Não é por acaso, tampouco, que, agora, o governo Yeda Crusius acabou com o próprio simulacro. Nem Consulta Popular há mais. Há uma lógica operando aí. Quanto mais ligado aos interesses do grande capital um governo é, mais avesso à participação popular ele parece ser. O atual governo do Rio Grande do Sul, com menos de cinco meses, já deixou isso evidente. Merece particular atenção a conseqüência dessa lógica para o modelo de desenvolvimento a ser adotado e, mais do que nunca, para o meio ambiente. O que vemos hoje no Rio Grande do Sul é a total ausência de participação popular e de transparência na definição de políticas que interessam a toda a população. O que domina é a lógica e o interesse dos grandes negócios, das grandes corporações, uma lógica que não rima com participação popular. Temos aqui, portanto, um importante cruzamento que interessa ao debate sobre socialismo e sobre sua relação com a democraci
a.
As idéias socialistas e o presente histórico
Um cruzamento que nos lembra alguns elementos fundamentais do conceito de socialismo. As idéias socialistas nasceram em oposição à lógica gananciosa e individualista do grande capital. E essa lógica, além de toda a desigualdade social que engendrou no mundo, conseguiu a façanha também de acelerar a destruição ambiental do planeta. Os recentes estudos que apontam os efeitos que o aquecimento global já traz ao planeta são apenas a ponta do iceberg.
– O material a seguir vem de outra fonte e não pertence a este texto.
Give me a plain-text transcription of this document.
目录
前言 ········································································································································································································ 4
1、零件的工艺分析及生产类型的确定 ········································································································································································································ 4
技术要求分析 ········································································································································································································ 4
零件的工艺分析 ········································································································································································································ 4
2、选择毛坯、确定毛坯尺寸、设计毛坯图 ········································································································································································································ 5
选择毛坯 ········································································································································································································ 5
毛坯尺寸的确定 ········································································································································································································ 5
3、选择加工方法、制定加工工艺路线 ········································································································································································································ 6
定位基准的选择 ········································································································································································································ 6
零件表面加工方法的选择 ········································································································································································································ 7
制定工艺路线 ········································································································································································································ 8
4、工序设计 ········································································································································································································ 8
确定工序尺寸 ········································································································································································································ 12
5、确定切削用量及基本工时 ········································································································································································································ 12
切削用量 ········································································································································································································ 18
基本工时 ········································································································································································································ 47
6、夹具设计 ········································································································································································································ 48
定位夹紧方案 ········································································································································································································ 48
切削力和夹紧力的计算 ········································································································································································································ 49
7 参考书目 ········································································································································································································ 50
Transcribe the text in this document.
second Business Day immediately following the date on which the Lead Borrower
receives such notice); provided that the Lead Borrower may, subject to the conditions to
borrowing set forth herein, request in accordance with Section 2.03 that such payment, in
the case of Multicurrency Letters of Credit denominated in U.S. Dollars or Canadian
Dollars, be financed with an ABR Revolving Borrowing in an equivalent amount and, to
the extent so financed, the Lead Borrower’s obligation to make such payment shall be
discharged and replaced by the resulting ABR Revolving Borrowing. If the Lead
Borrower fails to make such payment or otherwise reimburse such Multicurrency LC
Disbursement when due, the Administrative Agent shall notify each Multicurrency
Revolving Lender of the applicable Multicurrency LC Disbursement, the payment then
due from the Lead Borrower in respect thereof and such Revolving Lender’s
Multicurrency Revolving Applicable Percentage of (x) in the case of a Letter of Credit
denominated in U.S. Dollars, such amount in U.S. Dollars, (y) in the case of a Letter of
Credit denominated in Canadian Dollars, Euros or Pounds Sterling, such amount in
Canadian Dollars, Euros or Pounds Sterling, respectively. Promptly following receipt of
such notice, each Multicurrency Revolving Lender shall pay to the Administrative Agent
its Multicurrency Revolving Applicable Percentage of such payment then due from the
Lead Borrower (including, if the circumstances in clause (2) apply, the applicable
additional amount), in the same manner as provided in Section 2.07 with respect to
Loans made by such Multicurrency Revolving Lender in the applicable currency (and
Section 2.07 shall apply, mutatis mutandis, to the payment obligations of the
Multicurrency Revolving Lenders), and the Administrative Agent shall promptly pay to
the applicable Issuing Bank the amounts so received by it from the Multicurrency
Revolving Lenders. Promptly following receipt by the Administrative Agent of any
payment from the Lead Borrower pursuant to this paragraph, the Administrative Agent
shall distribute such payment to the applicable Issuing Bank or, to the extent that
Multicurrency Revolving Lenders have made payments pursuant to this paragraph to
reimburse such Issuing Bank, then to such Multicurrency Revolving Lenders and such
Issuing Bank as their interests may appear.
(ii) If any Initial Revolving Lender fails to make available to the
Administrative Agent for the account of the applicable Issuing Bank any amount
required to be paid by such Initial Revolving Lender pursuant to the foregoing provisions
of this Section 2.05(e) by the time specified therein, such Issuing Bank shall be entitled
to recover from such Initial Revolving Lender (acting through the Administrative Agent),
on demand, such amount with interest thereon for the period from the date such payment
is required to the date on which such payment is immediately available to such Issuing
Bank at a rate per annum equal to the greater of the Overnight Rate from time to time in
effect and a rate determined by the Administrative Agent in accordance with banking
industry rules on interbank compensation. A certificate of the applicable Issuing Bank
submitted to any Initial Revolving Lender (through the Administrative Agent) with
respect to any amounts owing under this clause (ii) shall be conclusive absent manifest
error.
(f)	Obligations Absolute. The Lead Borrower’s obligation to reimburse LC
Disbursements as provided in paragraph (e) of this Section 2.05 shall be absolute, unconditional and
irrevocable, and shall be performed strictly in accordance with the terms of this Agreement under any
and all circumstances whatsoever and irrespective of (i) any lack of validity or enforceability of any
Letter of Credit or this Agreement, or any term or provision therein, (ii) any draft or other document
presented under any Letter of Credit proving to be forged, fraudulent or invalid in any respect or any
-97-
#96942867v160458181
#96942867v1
Vivemos dias onde a destruição ambiental anda de mãos dadas com a privatização dos espaços públicos, com o rebaixamento da democracia a um mero procedimento eleitoral e, de modo mais geral, com uma desagregação social que aparece de modo mais explícito na violência urbana e rural, na banalização da vida, no sufocamento da solidariedade e na progressiva destruição do mundo do trabalho. É neste cenário mais amplo que se coloca hoje o debate sobre o socialismo.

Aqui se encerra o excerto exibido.